On a very sad day, I found reason to smile in a unlikely place: the LA Times op-ed page. In a column entitled "Cracking the Story Code", Christopher Booker summarizes his now book by explaining that all stories are basically retellings of seven basis plot lines. He labels these "Overcoming the Monster", "Rags to Riches", "The Quest", "Voyage and Return", "Comedy", "Tragedy" and "Rebirth." According to Booker, the really good stories, like Tolkien’s Lord of the Rings, have all these elements.
What struck me as so funny about this is that Booker’s research seems to have given him no clear understanding as to why we continue to retell these same plots. He wonders aloud about the reason in the column and apparently makes a very unsatisfactory attempt at an explanation in the book, sighting psychological motives.

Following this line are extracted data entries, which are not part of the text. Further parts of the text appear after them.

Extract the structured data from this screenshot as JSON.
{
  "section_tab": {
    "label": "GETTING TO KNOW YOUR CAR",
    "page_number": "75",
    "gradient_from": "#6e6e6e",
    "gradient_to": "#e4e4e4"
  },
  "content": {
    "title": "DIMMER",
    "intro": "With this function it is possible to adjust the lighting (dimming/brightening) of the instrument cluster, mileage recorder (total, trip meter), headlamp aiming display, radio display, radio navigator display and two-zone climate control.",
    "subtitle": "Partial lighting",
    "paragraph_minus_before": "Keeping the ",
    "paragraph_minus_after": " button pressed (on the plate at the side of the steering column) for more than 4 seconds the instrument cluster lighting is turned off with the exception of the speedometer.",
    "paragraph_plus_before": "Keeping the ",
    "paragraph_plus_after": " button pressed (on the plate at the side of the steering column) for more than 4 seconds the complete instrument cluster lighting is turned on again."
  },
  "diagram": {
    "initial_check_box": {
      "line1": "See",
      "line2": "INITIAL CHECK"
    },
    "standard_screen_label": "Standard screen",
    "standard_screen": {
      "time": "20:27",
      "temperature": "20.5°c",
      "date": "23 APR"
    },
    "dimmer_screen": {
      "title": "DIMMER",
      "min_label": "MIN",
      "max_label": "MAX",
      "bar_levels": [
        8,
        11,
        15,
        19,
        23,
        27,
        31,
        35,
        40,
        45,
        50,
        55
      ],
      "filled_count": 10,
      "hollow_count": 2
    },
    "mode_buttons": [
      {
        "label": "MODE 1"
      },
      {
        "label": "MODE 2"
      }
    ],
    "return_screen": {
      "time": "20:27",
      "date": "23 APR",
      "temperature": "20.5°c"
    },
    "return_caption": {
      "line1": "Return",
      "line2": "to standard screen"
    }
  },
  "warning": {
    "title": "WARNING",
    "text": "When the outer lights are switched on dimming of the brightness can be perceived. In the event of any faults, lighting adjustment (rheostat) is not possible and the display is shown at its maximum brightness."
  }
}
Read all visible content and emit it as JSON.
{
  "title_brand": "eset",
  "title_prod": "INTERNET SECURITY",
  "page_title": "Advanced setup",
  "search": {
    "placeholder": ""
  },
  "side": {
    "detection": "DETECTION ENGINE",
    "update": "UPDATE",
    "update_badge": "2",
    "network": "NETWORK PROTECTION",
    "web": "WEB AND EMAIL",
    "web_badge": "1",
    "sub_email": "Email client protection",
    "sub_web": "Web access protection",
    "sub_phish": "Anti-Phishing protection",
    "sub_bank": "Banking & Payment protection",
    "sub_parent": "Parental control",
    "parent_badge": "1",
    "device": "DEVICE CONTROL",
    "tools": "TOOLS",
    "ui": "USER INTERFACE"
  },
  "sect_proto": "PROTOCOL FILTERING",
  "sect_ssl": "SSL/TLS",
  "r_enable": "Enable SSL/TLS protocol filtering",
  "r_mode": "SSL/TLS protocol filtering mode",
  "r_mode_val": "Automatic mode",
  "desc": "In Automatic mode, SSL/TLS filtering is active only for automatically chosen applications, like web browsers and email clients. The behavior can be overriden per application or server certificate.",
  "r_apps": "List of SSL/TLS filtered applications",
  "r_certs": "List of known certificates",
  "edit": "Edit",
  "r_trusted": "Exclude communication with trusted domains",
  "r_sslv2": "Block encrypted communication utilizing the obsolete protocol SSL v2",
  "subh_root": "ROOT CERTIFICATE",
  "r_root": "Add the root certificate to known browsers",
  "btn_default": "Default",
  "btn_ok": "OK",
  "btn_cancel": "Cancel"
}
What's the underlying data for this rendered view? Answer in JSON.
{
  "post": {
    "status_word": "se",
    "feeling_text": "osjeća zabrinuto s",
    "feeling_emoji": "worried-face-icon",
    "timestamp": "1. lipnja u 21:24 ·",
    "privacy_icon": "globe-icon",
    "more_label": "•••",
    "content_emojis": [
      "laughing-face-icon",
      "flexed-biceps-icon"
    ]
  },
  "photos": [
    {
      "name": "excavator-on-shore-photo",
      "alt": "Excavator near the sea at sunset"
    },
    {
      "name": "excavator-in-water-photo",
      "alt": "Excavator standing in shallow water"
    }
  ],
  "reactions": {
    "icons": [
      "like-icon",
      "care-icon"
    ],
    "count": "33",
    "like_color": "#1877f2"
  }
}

Here is my advice for Mr. Booker. First of all, don’t start from the naturalistic, evolutionary worldview that you explicitly reference in your column. Open your mind to other possibilities. Having done that, you might consider the idea that the plot lines you rightly found to be central to our humanity do not originate with us and are not ends in themselves. Rather , they are pointers to and reminders of another story. All our fictional plot lines are shadowy images of the one real plot – the actual story of our existence.
We tell the same general story again and again because it is true! There is a monster to overcome, there is a rough road to travel and a serious mission to carry out, there is a humble hero who sacrifices himself and is reborn, there is oneness with our beloved to achieve. It’s all explained right there in the book that inspired Lord of the Rings: the Bible.
As C.S. Lewis said, the story of Jesus is one of myth becoming fact. He is the one who cracks the story code.